Linux persistence hides in scheduled execution and startup paths: cron and systemd timers/units, added SSH authorized_keys, modified shell rc files and profile scripts, and trojanized service binaries or preloaded libraries. Check those systematically. Browser history and wallpaper settings aren't persistence mechanisms, and rebooting won't remove anything that re-establishes itself on boot — it just restarts it. The whole point of persistence is to survive reboots, so a reboot proves nothing.
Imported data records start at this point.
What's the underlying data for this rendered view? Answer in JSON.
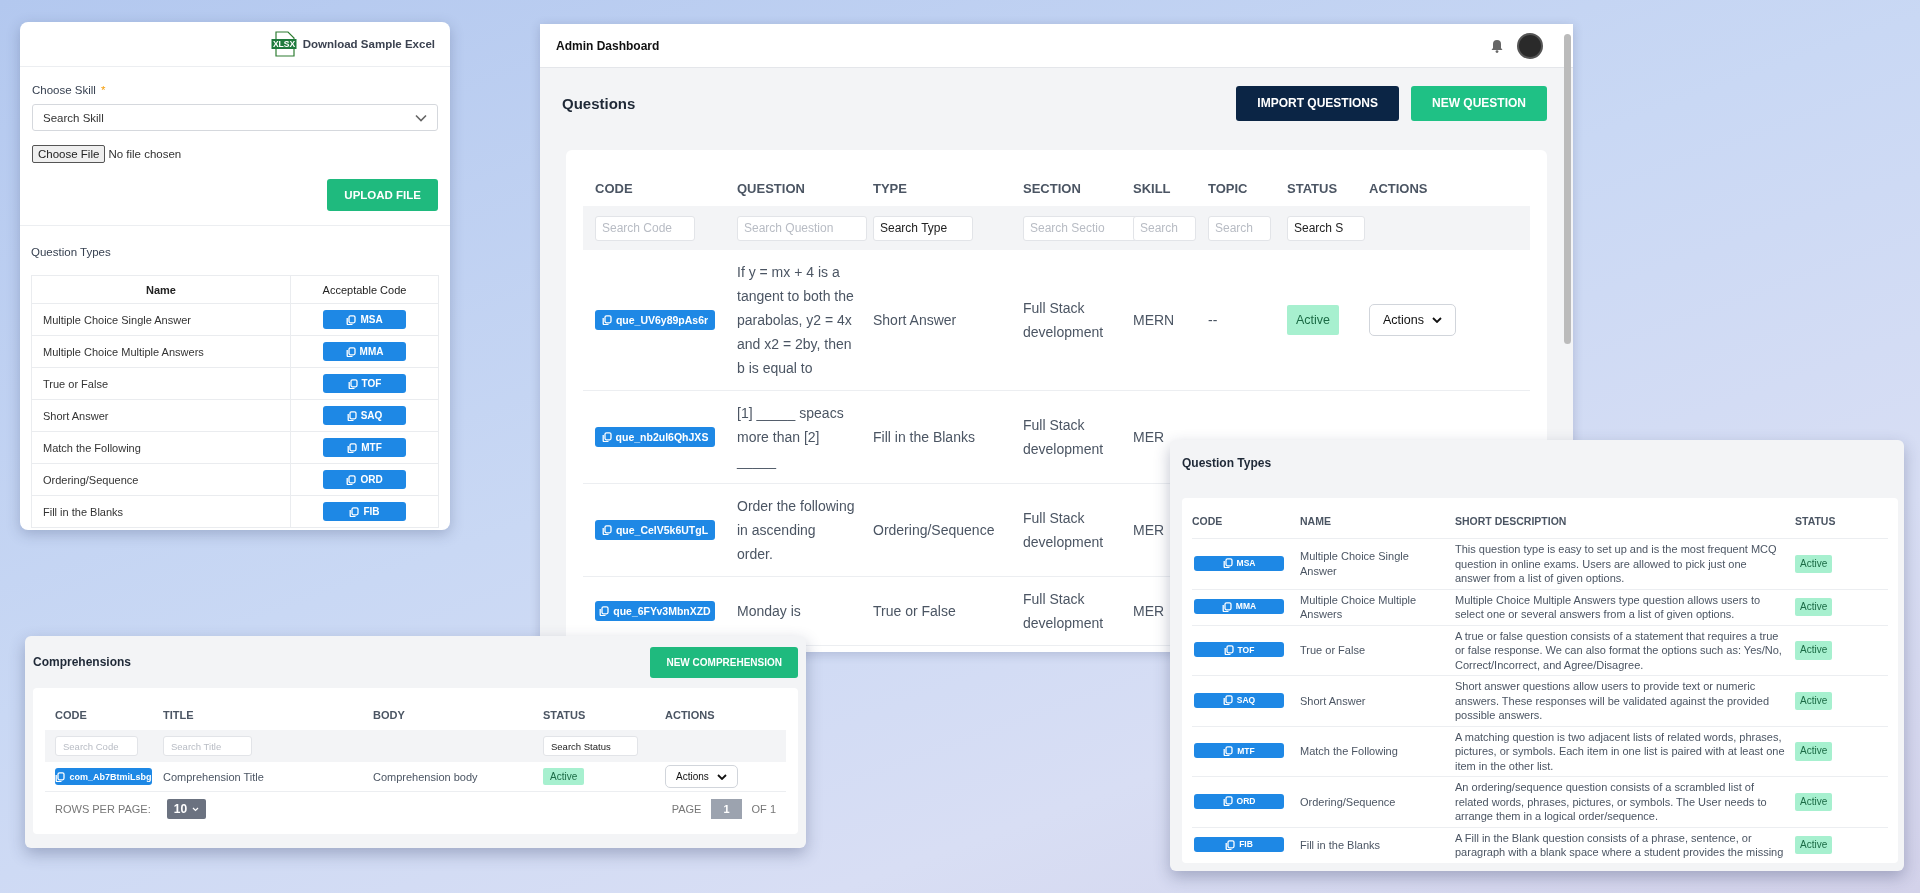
{
  "upload_panel": {
    "download_link": {
      "label": "Download Sample Excel",
      "icon_label": "XLSX"
    },
    "skill_field": {
      "label": "Choose Skill",
      "required_mark": "*",
      "placeholder": "Search Skill"
    },
    "file_input": {
      "button": "Choose File",
      "status": "No file chosen"
    },
    "upload_button": "UPLOAD FILE",
    "question_types": {
      "title": "Question Types",
      "columns": [
        "Name",
        "Acceptable Code"
      ],
      "rows": [
        {
          "name": "Multiple Choice Single Answer",
          "code": "MSA"
        },
        {
          "name": "Multiple Choice Multiple Answers",
          "code": "MMA"
        },
        {
          "name": "True or False",
          "code": "TOF"
        },
        {
          "name": "Short Answer",
          "code": "SAQ"
        },
        {
          "name": "Match the Following",
          "code": "MTF"
        },
        {
          "name": "Ordering/Sequence",
          "code": "ORD"
        },
        {
          "name": "Fill in the Blanks",
          "code": "FIB"
        }
      ]
    }
  },
  "dashboard": {
    "title": "Admin Dashboard",
    "page_title": "Questions",
    "buttons": [
      {
        "label": "IMPORT QUESTIONS",
        "kind": "primary"
      },
      {
        "label": "NEW QUESTION",
        "kind": "success"
      }
    ],
    "table": {
      "columns": [
        "CODE",
        "QUESTION",
        "TYPE",
        "SECTION",
        "SKILL",
        "TOPIC",
        "STATUS",
        "ACTIONS"
      ],
      "filters": [
        {
          "kind": "input",
          "placeholder": "Search Code"
        },
        {
          "kind": "input",
          "placeholder": "Search Question"
        },
        {
          "kind": "select",
          "value": "Search Type"
        },
        {
          "kind": "input",
          "placeholder": "Search Sectio"
        },
        {
          "kind": "input",
          "placeholder": "Search"
        },
        {
          "kind": "input",
          "placeholder": "Search"
        },
        {
          "kind": "select",
          "value": "Search S"
        },
        {
          "kind": "empty"
        }
      ],
      "rows": [
        {
          "code": "que_UV6y89pAs6r",
          "question": "If y = mx + 4 is a tangent to both the parabolas, y2 = 4x and x2 = 2by, then b is equal to",
          "type": "Short Answer",
          "section": "Full Stack development",
          "skill": "MERN",
          "topic": "--",
          "status": "Active",
          "actions": "Actions"
        },
        {
          "code": "que_nb2ul6QhJXS",
          "question": "[1] _____ speacs more than [2] _____",
          "type": "Fill in the Blanks",
          "section": "Full Stack development",
          "skill": "MER"
        },
        {
          "code": "que_CelV5k6UTgL",
          "question": "Order the following in ascending order.",
          "type": "Ordering/Sequence",
          "section": "Full Stack development",
          "skill": "MER"
        },
        {
          "code": "que_6FYv3MbnXZD",
          "question": "Monday is",
          "type": "True or False",
          "section": "Full Stack development",
          "skill": "MER"
        }
      ]
    }
  },
  "comprehensions": {
    "title": "Comprehensions",
    "new_button": "NEW COMPREHENSION",
    "table": {
      "columns": [
        "CODE",
        "TITLE",
        "BODY",
        "STATUS",
        "ACTIONS"
      ],
      "filters": [
        {
          "kind": "input",
          "placeholder": "Search Code"
        },
        {
          "kind": "input",
          "placeholder": "Search Title"
        },
        {
          "kind": "empty"
        },
        {
          "kind": "select",
          "value": "Search Status"
        },
        {
          "kind": "empty"
        }
      ],
      "rows": [
        {
          "code": "com_Ab7BtmiLsbg",
          "title": "Comprehension Title",
          "body": "Comprehension body",
          "status": "Active",
          "actions": "Actions"
        }
      ]
    },
    "rows_per_page": {
      "label": "ROWS PER PAGE:",
      "value": "10"
    },
    "pagination": {
      "page_label": "PAGE",
      "page": "1",
      "of_label": "OF 1"
    }
  },
  "question_types_panel": {
    "title": "Question Types",
    "columns": [
      "CODE",
      "NAME",
      "SHORT DESCRIPTION",
      "STATUS"
    ],
    "rows": [
      {
        "code": "MSA",
        "name": "Multiple Choice Single Answer",
        "description": "This question type is easy to set up and is the most frequent MCQ question in online exams. Users are allowed to pick just one answer from a list of given options.",
        "status": "Active"
      },
      {
        "code": "MMA",
        "name": "Multiple Choice Multiple Answers",
        "description": "Multiple Choice Multiple Answers type question allows users to select one or several answers from a list of given options.",
        "status": "Active"
      },
      {
        "code": "TOF",
        "name": "True or False",
        "description": "A true or false question consists of a statement that requires a true or false response. We can also format the options such as: Yes/No, Correct/Incorrect, and Agree/Disagree.",
        "status": "Active"
      },
      {
        "code": "SAQ",
        "name": "Short Answer",
        "description": "Short answer questions allow users to provide text or numeric answers. These responses will be validated against the provided possible answers.",
        "status": "Active"
      },
      {
        "code": "MTF",
        "name": "Match the Following",
        "description": "A matching question is two adjacent lists of related words, phrases, pictures, or symbols. Each item in one list is paired with at least one item in the other list.",
        "status": "Active"
      },
      {
        "code": "ORD",
        "name": "Ordering/Sequence",
        "description": "An ordering/sequence question consists of a scrambled list of related words, phrases, pictures, or symbols. The User needs to arrange them in a logical order/sequence.",
        "status": "Active"
      },
      {
        "code": "FIB",
        "name": "Fill in the Blanks",
        "description": "A Fill in the Blank question consists of a phrase, sentence, or paragraph with a blank space where a student provides the missing",
        "status": "Active"
      }
    ]
  }
}
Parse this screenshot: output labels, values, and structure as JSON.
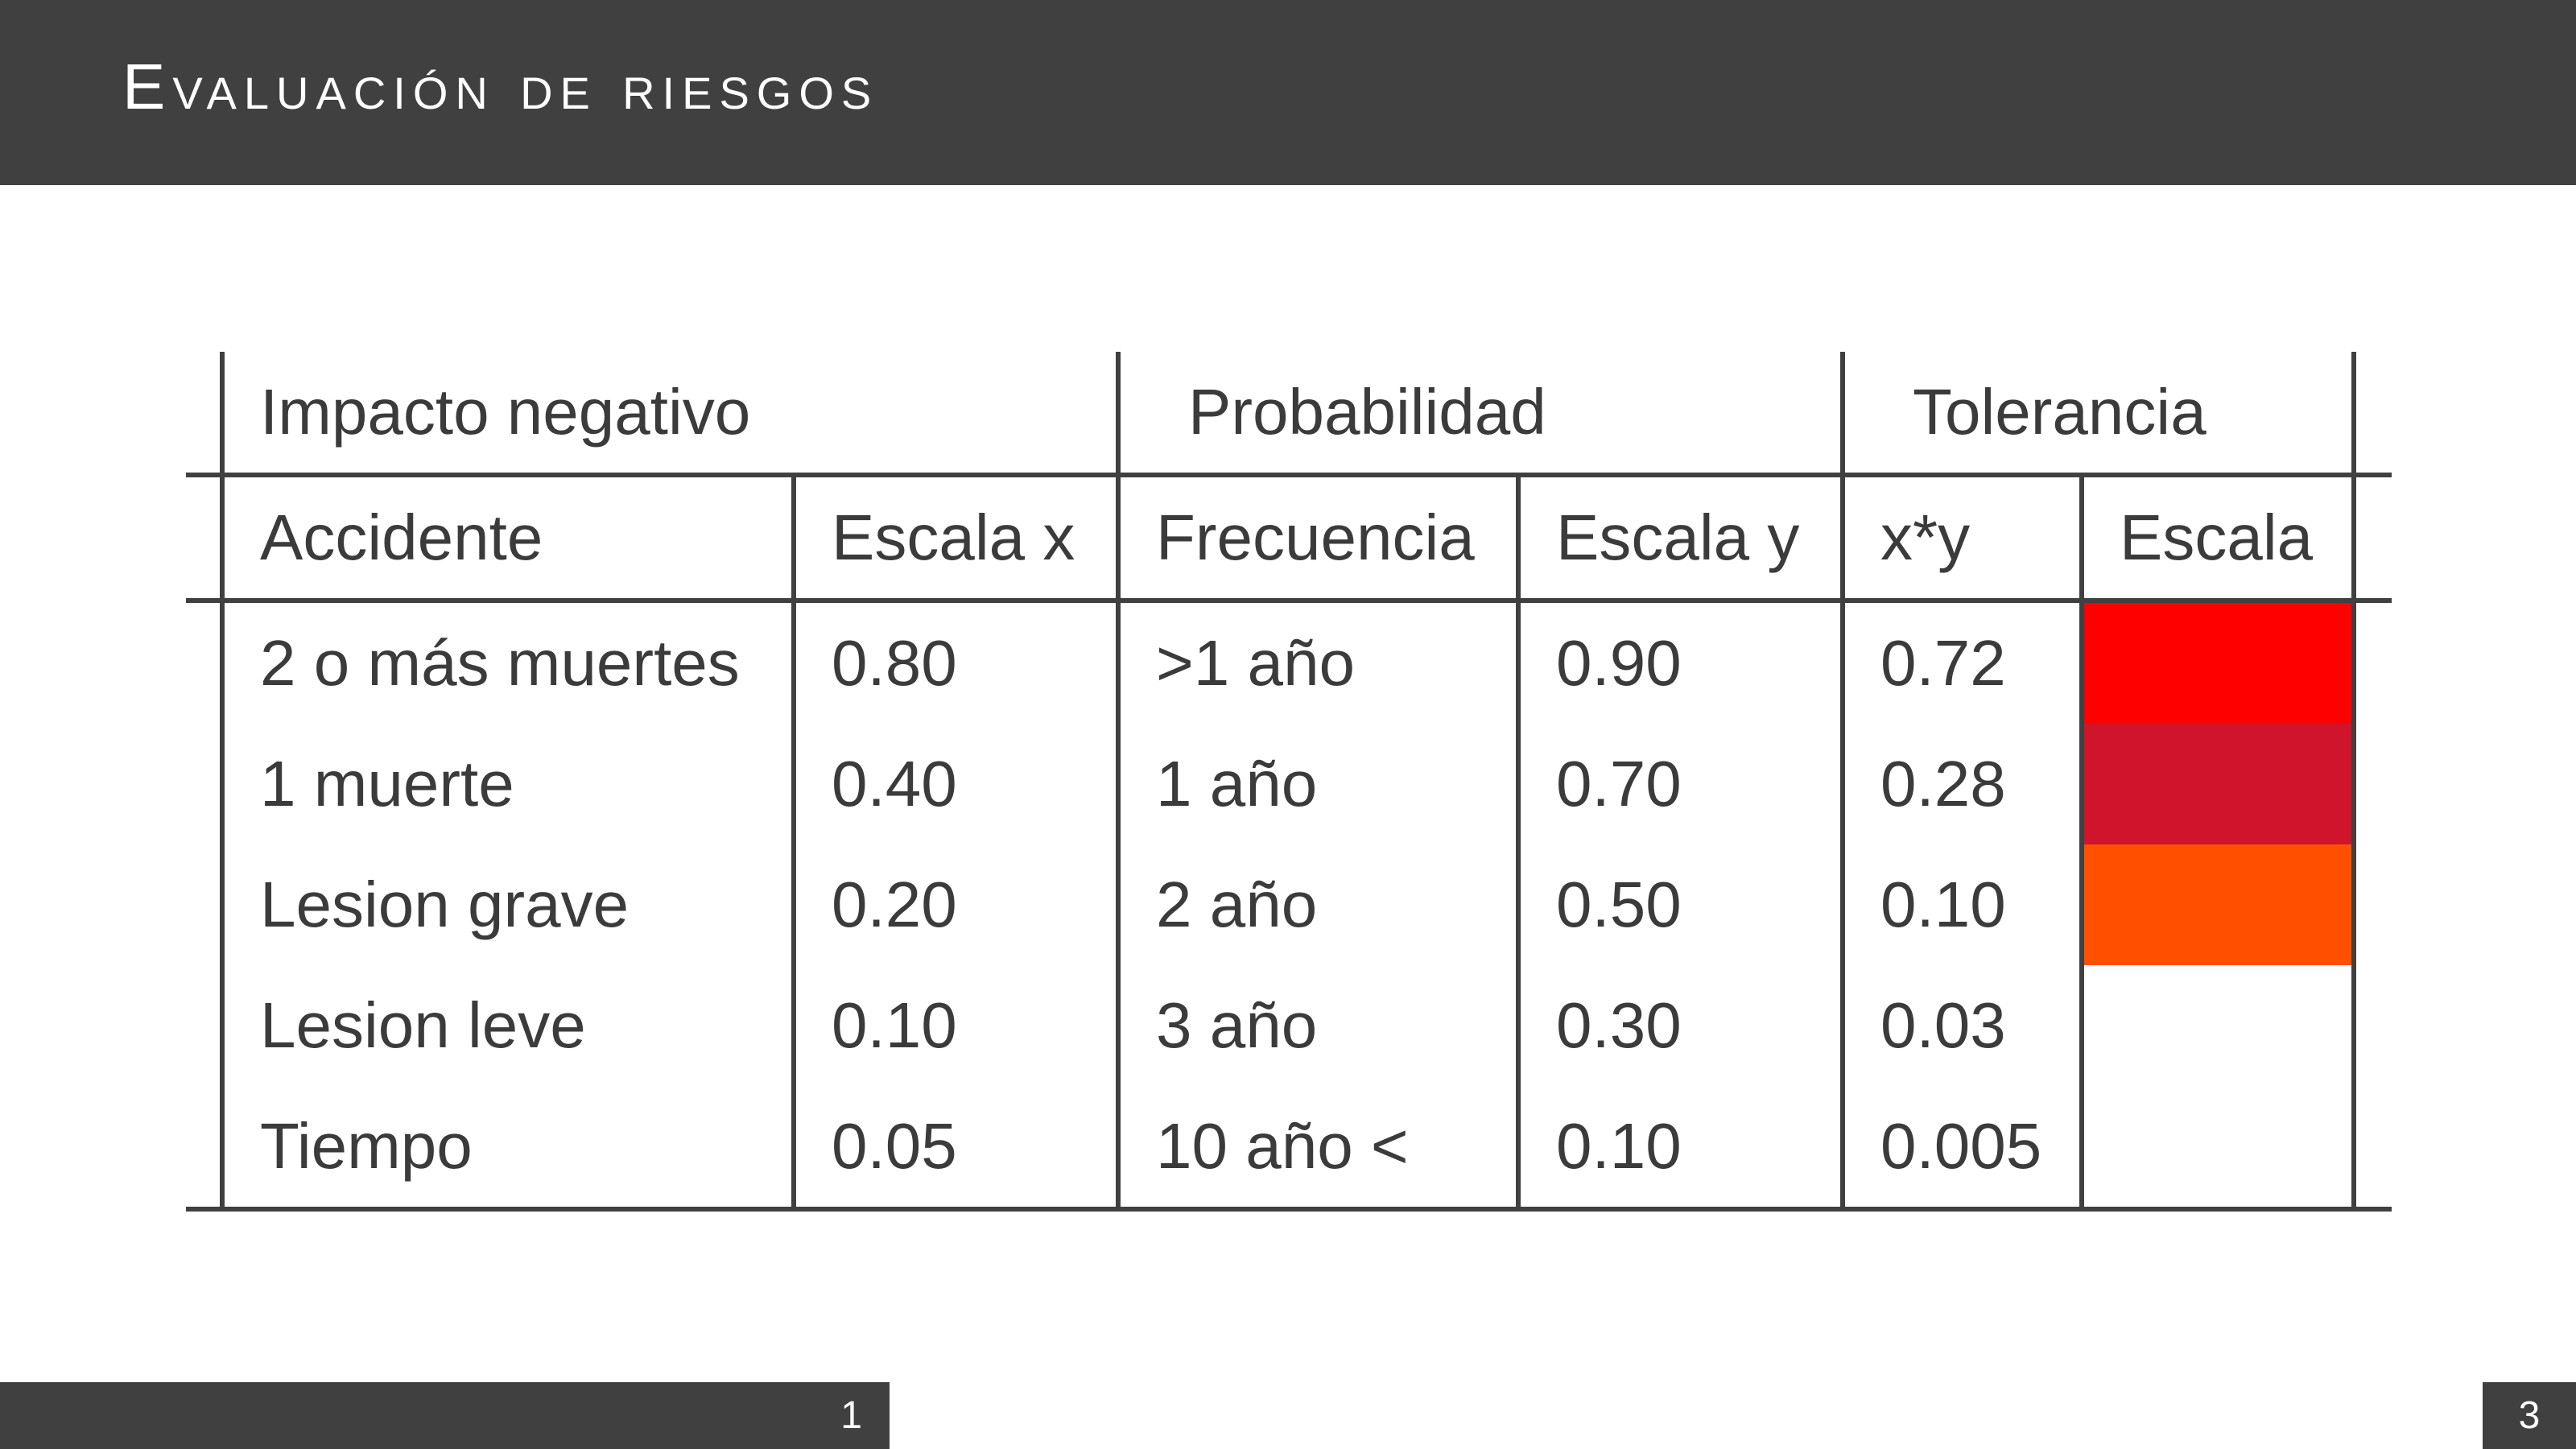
{
  "slide": {
    "title": "Evaluación de riesgos",
    "footer": {
      "current_page": "1",
      "total_pages": "3"
    }
  },
  "table": {
    "group_headers": [
      "Impacto negativo",
      "Probabilidad",
      "Tolerancia"
    ],
    "column_headers": [
      "Accidente",
      "Escala x",
      "Frecuencia",
      "Escala y",
      "x*y",
      "Escala"
    ],
    "rows": [
      {
        "accidente": "2 o más muertes",
        "escala_x": "0.80",
        "frecuencia": ">1 año",
        "escala_y": "0.90",
        "xy": "0.72",
        "color": "#ff0000"
      },
      {
        "accidente": "1 muerte",
        "escala_x": "0.40",
        "frecuencia": "1 año",
        "escala_y": "0.70",
        "xy": "0.28",
        "color": "#cf142b"
      },
      {
        "accidente": "Lesion grave",
        "escala_x": "0.20",
        "frecuencia": "2 año",
        "escala_y": "0.50",
        "xy": "0.10",
        "color": "#ff5000"
      },
      {
        "accidente": "Lesion leve",
        "escala_x": "0.10",
        "frecuencia": "3 año",
        "escala_y": "0.30",
        "xy": "0.03",
        "color": "#ffffff"
      },
      {
        "accidente": "Tiempo",
        "escala_x": "0.05",
        "frecuencia": "10 año <",
        "escala_y": "0.10",
        "xy": "0.005",
        "color": "#ffffff"
      }
    ]
  },
  "colors": {
    "dark_bar": "#404040",
    "text": "#3b3b3b",
    "background": "#ffffff"
  }
}
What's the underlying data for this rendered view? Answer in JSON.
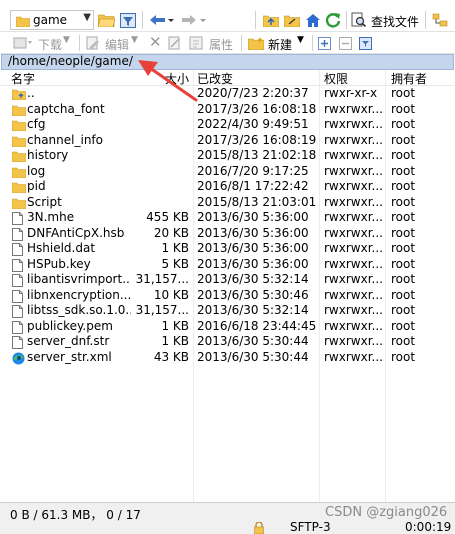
{
  "toolbar": {
    "folder_combo": "game",
    "find_files": "查找文件"
  },
  "toolbar2": {
    "download": "下载",
    "edit": "编辑",
    "properties": "属性",
    "new": "新建"
  },
  "address": "/home/neople/game/",
  "columns": [
    "名字",
    "大小",
    "已改变",
    "权限",
    "拥有者"
  ],
  "files": [
    {
      "icon": "parent-folder",
      "name": "..",
      "size": "",
      "modified": "2020/7/23 2:20:37",
      "perms": "rwxr-xr-x",
      "owner": "root"
    },
    {
      "icon": "folder",
      "name": "captcha_font",
      "size": "",
      "modified": "2017/3/26 16:08:18",
      "perms": "rwxrwxr...",
      "owner": "root"
    },
    {
      "icon": "folder",
      "name": "cfg",
      "size": "",
      "modified": "2022/4/30 9:49:51",
      "perms": "rwxrwxr...",
      "owner": "root"
    },
    {
      "icon": "folder",
      "name": "channel_info",
      "size": "",
      "modified": "2017/3/26 16:08:19",
      "perms": "rwxrwxr...",
      "owner": "root"
    },
    {
      "icon": "folder",
      "name": "history",
      "size": "",
      "modified": "2015/8/13 21:02:18",
      "perms": "rwxrwxr...",
      "owner": "root"
    },
    {
      "icon": "folder",
      "name": "log",
      "size": "",
      "modified": "2016/7/20 9:17:25",
      "perms": "rwxrwxr...",
      "owner": "root"
    },
    {
      "icon": "folder",
      "name": "pid",
      "size": "",
      "modified": "2016/8/1 17:22:42",
      "perms": "rwxrwxr...",
      "owner": "root"
    },
    {
      "icon": "folder",
      "name": "Script",
      "size": "",
      "modified": "2015/8/13 21:03:01",
      "perms": "rwxrwxr...",
      "owner": "root"
    },
    {
      "icon": "file",
      "name": "3N.mhe",
      "size": "455 KB",
      "modified": "2013/6/30 5:36:00",
      "perms": "rwxrwxr...",
      "owner": "root"
    },
    {
      "icon": "file",
      "name": "DNFAntiCpX.hsb",
      "size": "20 KB",
      "modified": "2013/6/30 5:36:00",
      "perms": "rwxrwxr...",
      "owner": "root"
    },
    {
      "icon": "file",
      "name": "Hshield.dat",
      "size": "1 KB",
      "modified": "2013/6/30 5:36:00",
      "perms": "rwxrwxr...",
      "owner": "root"
    },
    {
      "icon": "file",
      "name": "HSPub.key",
      "size": "5 KB",
      "modified": "2013/6/30 5:36:00",
      "perms": "rwxrwxr...",
      "owner": "root"
    },
    {
      "icon": "file",
      "name": "libantisvrimport....",
      "size": "31,157...",
      "modified": "2013/6/30 5:32:14",
      "perms": "rwxrwxr...",
      "owner": "root"
    },
    {
      "icon": "file",
      "name": "libnxencryption....",
      "size": "10 KB",
      "modified": "2013/6/30 5:30:46",
      "perms": "rwxrwxr...",
      "owner": "root"
    },
    {
      "icon": "file",
      "name": "libtss_sdk.so.1.0...",
      "size": "31,157...",
      "modified": "2013/6/30 5:32:14",
      "perms": "rwxrwxr...",
      "owner": "root"
    },
    {
      "icon": "file",
      "name": "publickey.pem",
      "size": "1 KB",
      "modified": "2016/6/18 23:44:45",
      "perms": "rwxrwxr...",
      "owner": "root"
    },
    {
      "icon": "file",
      "name": "server_dnf.str",
      "size": "1 KB",
      "modified": "2013/6/30 5:30:44",
      "perms": "rwxrwxr...",
      "owner": "root"
    },
    {
      "icon": "edge",
      "name": "server_str.xml",
      "size": "43 KB",
      "modified": "2013/6/30 5:30:44",
      "perms": "rwxrwxr...",
      "owner": "root"
    }
  ],
  "status": {
    "selection": "0 B / 61.3 MB，  0 / 17",
    "protocol": "SFTP-3",
    "time": "0:00:19"
  },
  "watermark": "CSDN @zgiang026",
  "colors": {
    "folder": "#f3c34a",
    "address_bg": "#c5d6ec",
    "arrow": "#e8413a"
  }
}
Persistence is how an attacker keeps access after the initial foothold — and on Linux it lives in a well-known set of places: anything the system runs automatically on a schedule, at boot, or at login. A competent responder works through that list methodically rather than chasing whatever is most visible.

Where to actually look

  • Scheduled execution: user and system crontabs, /etc/cron.*, and especially systemd timers and units (systemctl list-timers, unit files in /etc/systemd/system and ~/.config/systemd/user).
  • SSH access: added keys in ~/.ssh/authorized_keys for every user, including service accounts; an attacker key here is a quiet, durable backdoor.
  • Shell startup files: ~/.bashrc, ~/.bash_profile, ~/.profile, /etc/profile.d/* — code dropped here runs on every interactive login.
  • Trojanized binaries and libraries: modified service binaries, LD_PRELOAD//etc/ld.so.preload hijacks, and tampered shared objects that load into legitimate processes.

Cross-reference these against a known-good baseline, file MAC times, and package-manager integrity checks.

Why the distractors are wrong

  • Browser history is user activity, not a persistence mechanism. It might give context, but it won't re-launch the attacker's code.
  • Wallpaper settings are cosmetic and irrelevant to server persistence.
  • "A reboot clears persistence" is exactly backwards. The defining property of persistence is that it survives a reboot — cron, systemd, and rc files all re-trigger on boot or login. Rebooting just kicks off the malicious code again and may destroy volatile evidence in the process.

What the interviewer is probing

Whether you have a real mental map of Linux autostart surfaces and approach a compromised host systematically, rather than poking at whatever GUI artifact is handy. The reboot distractor specifically tests whether you understand what "persistence" even means.

Likely follow-ups

  • How would LD_PRELOAD or an altered /etc/ld.so.preload give an attacker library-level persistence?
  • Which systemd directories would you diff against a known-good baseline, and why?
  • How do you distinguish a trojanized service binary from a legitimately updated one?